Hixson’s ex-husband. [Id. at ¶¶5-6, 10.] Mrs. Hixson and her ex-husband have
apparently had a tumultuous relationship. The Indiana state court originally granted
Mrs. Hixson full custody of both children on August 7, 2009. [Id. at ¶8.] But during
Mrs. Hixon’s period of full custody, Doyle Silvers filed five child abuse complaints with
Child Protective Services of Mecklenburg County, North Carolina. [Id. at ¶9.] After
each investigation, CPS found no evidence of abuse and determined that the Hixsons’
home was a safe environment for the children. [Id.]

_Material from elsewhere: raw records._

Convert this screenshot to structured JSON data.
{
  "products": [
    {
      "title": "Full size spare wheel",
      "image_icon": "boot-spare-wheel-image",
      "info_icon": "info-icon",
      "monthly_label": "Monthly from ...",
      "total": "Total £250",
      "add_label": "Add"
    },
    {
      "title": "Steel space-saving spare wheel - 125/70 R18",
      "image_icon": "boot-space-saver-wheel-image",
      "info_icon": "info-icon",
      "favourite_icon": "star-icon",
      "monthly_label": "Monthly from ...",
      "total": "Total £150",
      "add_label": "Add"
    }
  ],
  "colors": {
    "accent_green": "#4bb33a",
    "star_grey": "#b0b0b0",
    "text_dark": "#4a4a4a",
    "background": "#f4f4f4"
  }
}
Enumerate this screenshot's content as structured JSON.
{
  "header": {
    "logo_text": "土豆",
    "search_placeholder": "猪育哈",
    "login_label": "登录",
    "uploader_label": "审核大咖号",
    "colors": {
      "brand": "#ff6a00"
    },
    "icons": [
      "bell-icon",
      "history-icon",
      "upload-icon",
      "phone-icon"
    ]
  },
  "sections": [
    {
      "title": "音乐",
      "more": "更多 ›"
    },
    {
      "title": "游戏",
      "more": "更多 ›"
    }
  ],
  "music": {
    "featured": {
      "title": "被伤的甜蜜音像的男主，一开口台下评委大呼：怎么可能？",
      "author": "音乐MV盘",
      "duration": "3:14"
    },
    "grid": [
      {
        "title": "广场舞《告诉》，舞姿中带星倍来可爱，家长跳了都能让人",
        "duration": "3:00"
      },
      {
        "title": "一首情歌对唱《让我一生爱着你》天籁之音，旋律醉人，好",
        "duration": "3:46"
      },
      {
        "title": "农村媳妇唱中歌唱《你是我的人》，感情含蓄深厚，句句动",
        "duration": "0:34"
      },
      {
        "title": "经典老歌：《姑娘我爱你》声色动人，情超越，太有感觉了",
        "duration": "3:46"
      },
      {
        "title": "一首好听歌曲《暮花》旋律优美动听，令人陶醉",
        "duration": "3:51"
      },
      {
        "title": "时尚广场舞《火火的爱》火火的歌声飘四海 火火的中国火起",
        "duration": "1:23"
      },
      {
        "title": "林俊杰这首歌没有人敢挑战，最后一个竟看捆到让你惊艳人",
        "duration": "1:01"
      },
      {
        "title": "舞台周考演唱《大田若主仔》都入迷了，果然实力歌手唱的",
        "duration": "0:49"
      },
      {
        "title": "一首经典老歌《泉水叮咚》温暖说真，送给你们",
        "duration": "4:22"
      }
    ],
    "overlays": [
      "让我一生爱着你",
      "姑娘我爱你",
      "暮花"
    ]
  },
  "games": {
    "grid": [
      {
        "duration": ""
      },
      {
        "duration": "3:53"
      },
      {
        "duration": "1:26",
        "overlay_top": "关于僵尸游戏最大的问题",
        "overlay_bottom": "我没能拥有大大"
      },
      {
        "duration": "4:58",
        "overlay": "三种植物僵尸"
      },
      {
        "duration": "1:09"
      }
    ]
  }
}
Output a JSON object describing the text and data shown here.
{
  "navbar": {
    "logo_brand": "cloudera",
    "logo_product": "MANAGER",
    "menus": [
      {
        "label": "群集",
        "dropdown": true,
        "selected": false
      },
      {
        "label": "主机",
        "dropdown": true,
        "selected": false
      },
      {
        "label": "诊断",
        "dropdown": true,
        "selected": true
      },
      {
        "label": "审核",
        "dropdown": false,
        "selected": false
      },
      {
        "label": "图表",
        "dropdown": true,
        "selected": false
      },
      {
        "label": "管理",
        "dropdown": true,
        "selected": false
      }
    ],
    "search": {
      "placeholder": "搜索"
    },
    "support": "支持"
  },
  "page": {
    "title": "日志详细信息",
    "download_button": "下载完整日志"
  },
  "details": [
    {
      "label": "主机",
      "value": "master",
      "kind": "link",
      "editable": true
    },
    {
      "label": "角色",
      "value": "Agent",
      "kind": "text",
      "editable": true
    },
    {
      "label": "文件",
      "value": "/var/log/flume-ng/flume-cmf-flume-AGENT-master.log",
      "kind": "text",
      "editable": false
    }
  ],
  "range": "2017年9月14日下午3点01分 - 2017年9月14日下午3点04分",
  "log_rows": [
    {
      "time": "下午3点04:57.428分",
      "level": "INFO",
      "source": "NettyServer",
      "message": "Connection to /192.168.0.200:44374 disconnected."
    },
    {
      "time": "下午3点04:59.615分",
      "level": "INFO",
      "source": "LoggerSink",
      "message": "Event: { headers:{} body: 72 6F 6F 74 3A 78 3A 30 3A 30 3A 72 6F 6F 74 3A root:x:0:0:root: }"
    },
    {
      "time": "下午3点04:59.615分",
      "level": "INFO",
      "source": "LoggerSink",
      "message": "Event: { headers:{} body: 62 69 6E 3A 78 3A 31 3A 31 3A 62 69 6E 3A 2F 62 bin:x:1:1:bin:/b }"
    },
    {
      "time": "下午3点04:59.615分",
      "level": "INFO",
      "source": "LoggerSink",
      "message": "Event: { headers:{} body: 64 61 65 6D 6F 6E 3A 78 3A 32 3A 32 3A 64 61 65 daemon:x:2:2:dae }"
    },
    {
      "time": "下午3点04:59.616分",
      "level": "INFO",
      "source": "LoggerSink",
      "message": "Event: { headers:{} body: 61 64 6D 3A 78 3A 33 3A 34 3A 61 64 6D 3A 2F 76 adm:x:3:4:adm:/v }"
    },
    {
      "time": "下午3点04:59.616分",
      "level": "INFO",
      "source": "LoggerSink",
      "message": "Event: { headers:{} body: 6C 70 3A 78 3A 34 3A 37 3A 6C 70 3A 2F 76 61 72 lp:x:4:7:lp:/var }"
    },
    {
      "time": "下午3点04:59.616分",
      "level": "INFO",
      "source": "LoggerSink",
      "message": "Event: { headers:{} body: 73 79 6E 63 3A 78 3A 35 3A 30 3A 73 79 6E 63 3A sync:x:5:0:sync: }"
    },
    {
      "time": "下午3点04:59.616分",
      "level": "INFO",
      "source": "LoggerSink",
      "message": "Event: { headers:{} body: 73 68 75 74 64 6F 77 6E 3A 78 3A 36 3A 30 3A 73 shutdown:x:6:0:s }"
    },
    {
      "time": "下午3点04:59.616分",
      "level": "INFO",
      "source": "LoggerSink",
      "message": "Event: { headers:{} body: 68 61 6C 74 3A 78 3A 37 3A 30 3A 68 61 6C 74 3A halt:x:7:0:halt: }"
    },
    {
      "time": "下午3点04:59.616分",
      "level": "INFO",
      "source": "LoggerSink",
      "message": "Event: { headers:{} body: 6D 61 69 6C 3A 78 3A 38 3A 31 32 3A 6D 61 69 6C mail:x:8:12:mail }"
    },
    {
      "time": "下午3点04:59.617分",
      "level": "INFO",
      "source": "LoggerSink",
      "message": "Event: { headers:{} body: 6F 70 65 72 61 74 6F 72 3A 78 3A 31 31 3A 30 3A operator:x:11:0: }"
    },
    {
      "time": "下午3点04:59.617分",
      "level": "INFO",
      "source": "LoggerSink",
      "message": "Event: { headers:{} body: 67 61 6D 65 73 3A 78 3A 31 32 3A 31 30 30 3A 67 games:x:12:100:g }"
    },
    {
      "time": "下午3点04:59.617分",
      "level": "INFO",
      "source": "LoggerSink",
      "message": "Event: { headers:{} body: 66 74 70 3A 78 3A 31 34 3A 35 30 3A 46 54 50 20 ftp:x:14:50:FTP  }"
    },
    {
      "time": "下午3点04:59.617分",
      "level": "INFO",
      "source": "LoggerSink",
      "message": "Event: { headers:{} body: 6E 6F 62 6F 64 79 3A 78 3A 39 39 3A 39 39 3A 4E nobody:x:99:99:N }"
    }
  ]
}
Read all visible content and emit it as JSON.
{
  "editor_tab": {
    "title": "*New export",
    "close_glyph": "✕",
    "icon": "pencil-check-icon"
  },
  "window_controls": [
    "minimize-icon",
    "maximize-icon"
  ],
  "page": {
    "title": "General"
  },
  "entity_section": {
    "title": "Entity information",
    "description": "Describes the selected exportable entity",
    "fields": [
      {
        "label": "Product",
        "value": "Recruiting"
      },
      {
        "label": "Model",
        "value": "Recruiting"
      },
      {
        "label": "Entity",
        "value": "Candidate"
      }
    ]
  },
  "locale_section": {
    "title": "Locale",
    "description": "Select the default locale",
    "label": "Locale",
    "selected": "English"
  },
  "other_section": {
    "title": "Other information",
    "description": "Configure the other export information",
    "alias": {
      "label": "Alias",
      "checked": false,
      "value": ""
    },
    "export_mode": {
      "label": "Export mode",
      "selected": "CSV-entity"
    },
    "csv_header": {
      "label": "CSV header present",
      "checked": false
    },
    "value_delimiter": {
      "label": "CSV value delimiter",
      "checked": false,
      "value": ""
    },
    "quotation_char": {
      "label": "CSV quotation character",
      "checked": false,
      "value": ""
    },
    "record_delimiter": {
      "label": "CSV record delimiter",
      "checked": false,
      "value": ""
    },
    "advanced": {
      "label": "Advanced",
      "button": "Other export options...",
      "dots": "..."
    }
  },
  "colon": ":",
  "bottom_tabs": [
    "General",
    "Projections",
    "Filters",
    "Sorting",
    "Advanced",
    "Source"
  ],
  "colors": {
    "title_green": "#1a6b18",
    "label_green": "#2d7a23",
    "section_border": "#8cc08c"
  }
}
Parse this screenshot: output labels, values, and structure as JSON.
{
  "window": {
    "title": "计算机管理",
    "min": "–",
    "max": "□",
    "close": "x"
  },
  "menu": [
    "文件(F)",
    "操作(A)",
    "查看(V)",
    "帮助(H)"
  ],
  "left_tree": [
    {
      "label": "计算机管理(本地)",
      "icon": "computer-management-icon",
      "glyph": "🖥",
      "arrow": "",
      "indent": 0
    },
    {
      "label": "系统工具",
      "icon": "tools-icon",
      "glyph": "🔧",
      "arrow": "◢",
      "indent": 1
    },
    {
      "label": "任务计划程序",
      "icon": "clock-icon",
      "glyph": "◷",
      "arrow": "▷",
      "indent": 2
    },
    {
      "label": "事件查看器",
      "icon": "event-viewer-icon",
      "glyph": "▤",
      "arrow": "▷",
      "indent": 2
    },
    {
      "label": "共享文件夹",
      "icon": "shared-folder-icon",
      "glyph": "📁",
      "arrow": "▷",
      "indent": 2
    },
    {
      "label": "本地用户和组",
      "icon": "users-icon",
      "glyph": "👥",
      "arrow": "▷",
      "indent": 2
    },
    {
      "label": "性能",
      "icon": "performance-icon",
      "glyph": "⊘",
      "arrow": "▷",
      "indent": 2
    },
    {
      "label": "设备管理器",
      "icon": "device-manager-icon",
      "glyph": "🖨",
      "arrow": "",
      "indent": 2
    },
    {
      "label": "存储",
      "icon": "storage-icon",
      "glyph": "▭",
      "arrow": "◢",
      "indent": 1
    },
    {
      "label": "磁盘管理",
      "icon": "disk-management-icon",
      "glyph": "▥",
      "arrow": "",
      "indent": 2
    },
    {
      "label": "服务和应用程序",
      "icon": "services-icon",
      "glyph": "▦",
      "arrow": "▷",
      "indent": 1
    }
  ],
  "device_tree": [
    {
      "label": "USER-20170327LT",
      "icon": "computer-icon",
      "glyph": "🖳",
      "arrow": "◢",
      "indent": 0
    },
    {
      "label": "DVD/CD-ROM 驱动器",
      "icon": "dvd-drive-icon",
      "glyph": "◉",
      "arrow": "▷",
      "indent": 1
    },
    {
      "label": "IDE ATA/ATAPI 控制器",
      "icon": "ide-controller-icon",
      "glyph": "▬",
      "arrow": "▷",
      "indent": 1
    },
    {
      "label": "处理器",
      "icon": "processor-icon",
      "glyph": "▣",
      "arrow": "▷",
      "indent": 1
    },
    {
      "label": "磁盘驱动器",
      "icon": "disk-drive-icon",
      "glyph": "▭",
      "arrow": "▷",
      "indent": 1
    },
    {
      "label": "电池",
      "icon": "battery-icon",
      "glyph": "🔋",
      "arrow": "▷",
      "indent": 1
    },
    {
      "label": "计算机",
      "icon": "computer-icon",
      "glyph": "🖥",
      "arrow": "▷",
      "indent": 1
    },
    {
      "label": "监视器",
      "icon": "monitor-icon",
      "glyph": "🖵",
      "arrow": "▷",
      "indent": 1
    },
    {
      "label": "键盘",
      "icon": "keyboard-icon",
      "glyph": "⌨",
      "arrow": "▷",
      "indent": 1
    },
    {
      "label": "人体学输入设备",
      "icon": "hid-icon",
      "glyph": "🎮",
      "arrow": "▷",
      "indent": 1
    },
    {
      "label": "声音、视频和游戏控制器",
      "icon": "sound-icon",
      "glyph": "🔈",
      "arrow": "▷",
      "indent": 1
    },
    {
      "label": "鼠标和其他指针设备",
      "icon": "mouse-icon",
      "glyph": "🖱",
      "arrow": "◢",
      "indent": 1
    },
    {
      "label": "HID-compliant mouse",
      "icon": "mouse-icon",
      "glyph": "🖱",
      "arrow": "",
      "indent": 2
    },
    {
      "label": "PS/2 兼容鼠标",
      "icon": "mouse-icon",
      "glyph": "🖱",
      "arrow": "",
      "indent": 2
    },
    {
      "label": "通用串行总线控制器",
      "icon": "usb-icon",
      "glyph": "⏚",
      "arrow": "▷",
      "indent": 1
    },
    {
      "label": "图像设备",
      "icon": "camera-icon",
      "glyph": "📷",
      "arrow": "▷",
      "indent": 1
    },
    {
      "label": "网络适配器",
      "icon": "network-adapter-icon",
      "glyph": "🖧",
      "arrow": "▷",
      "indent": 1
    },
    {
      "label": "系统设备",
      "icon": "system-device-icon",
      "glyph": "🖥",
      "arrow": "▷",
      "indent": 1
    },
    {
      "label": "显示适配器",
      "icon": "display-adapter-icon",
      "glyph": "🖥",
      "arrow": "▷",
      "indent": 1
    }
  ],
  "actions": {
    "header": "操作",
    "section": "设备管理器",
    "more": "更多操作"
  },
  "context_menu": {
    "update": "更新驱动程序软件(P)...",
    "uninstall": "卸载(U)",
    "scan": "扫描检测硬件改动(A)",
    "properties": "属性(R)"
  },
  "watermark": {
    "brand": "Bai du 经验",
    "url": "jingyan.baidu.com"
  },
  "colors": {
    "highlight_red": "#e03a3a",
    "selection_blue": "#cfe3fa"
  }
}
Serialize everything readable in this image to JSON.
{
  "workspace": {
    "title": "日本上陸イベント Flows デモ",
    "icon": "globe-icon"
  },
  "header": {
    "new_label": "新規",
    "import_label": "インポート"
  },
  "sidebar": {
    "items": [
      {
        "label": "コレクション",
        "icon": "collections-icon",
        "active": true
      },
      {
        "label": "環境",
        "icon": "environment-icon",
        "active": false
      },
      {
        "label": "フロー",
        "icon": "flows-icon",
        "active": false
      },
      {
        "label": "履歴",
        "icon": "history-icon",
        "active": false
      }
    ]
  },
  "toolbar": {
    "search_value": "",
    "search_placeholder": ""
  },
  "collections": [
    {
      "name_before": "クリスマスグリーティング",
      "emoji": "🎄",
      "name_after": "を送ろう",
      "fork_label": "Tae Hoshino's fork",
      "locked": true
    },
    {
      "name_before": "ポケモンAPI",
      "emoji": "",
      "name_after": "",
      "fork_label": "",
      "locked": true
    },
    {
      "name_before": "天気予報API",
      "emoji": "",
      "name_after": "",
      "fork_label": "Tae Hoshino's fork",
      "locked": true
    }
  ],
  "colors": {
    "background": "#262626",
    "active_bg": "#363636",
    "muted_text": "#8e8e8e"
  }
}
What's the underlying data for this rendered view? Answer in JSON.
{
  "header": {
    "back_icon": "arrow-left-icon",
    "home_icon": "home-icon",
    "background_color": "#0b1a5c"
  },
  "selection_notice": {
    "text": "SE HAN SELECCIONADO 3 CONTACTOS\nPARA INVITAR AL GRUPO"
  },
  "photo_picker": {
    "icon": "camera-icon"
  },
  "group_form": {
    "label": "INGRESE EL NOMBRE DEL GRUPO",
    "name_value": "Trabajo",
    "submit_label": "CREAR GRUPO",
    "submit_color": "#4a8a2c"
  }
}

It is unclear from the complaint, but, at some point, the Wabash Superior Court
appointed a guardian ad litem (“GAL”) to represent the interests of the children. [Id. at
¶10.] Based on the GAL’s recommendation, Judge Goff, Judge of the Superior Court of
Wabash County, awarded Doyle Silvers, the children’s father, temporary custody on
September 14, 2014. [Id.] The children have lived with their father in Indiana ever
since. Mrs. Hixson claims that she has been unjustly denied visitation rights by the
GAL and the Department of Child Services (“DCS”), even though they are not named
defendants in this suit. [Id. at 2.] The Hixsons further allege that Judge Goff issued a nocontact order in December 2014 against Mr. Hixson without holding a hearing. [Id. at
The chronology from that point on is a bit convoluted, but I will do my best to
summarize it: Judge McCallen was assigned as special judge to Mrs. Hixson’s custody
case in January 2015. [Id. at ¶17.] Mrs. Hixson claims that her son, Lamoine,
complained to her of physical and verbal abuse by his father during their Spring 2015
visitation in Indiana. [Id. at ¶18.] Although it is unclear exactly what circumstances
prompted the order, Judge McCallen ordered the children to be placed in a foster home
on April 13, 2015. [Id. at ¶20.] At a June 13, 2015 hearing, Judge McCallen ordered
restricted, supervised visitation between Mrs. Hixson and her children. [Id. at ¶¶26-27.]
Although Mrs. Hixson was initially allowed a 30-minute supervised phone call with her
children every two weeks, she has not had contact for three months. [Id. at ¶33.] The
Hixsons claim that these orders are unsubstantiated, violate their due process rights,
and “deprive Mrs. Hixson and her children the right to companionship.” [Id. at ¶¶15,
The Hixsons then attended a permanent custody hearing in front of Judge
McCallen on November 17, 2016. [Id. at ¶43.] The GAL testified that she had no
evidence of violence in the Hixson home but that she “had a feeling that something was
not right.” [Id. at ¶43, 46.] Judge McCallen refused to consider evidence on Mr. Silvers’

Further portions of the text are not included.